Il est cependant difficile d’imaginer, comme le rappellent certains analystes bien avisés, que Boeing soit exclu de ce marché ou il régnait sans partage jusqu’à il y a peu encore mais aussi compte tenu du poids économique et de l’enjeu politique et stratégique qu’il représente aux yeux de l’administration américaine. Pour être réaliste, 100 milliards de dollars de contrat au final sur trente ans aurait en effet peu de chances d’être attribué à une seule firme étrangère en matière de défense aux Etats-Unis, quel qu’en soit le montage.

L’idée d’un partage de production ferait au demeurant son chemin et ne serait pas pour déplaire au Pentagone comme à l’US Air Force, qui commenceraient à se convaincre des avantages que procurerait en terme de compétitivité, d’autonomie et de souplesse d’exécution, l’attribution éventuelle de ce contrat à deux fournisseurs distincts plutôt qu’à un seul.

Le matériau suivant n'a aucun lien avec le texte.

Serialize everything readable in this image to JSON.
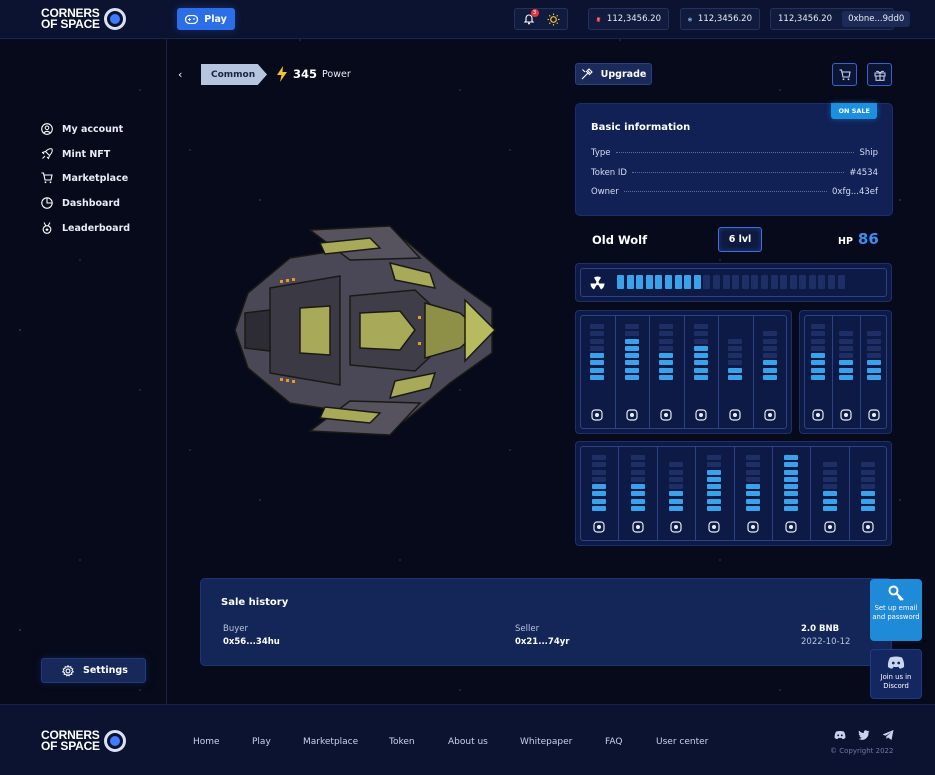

Les deux concurrents sont néanmoins techniquement et commercialement parfaitement en mesure de satisfaire à la demande et peuvent naturellement prétendre à remporter la partie.   Boeing ne vient-il pas de livrer à l’armée de l’air italienne le premier exemplaire des quatre KC-767 qu’elle lui a commandé sans compter les quatre appareils du même type qu’il doit livrer à l’Agence de Défense Japonaise ? Le consortium Air Tanker conduit par EADS ne vient-il pas d’être désigné « soumissionnaire préféré » du ministère britannique de la défense dans le cadre du contrat de fourniture d’avions ravitailleurs à la Royal Air Force après un succès similaire déjà enregistré en Australie ? Une chose est sûre, le moment venu, aucun des deux protagonistes ne lâchera prise pour tenter de remporter le « contrat du siècle » même s’il fallait pour cela que les parties se résignent à couper, au mieux, la poire en deux.             F. B.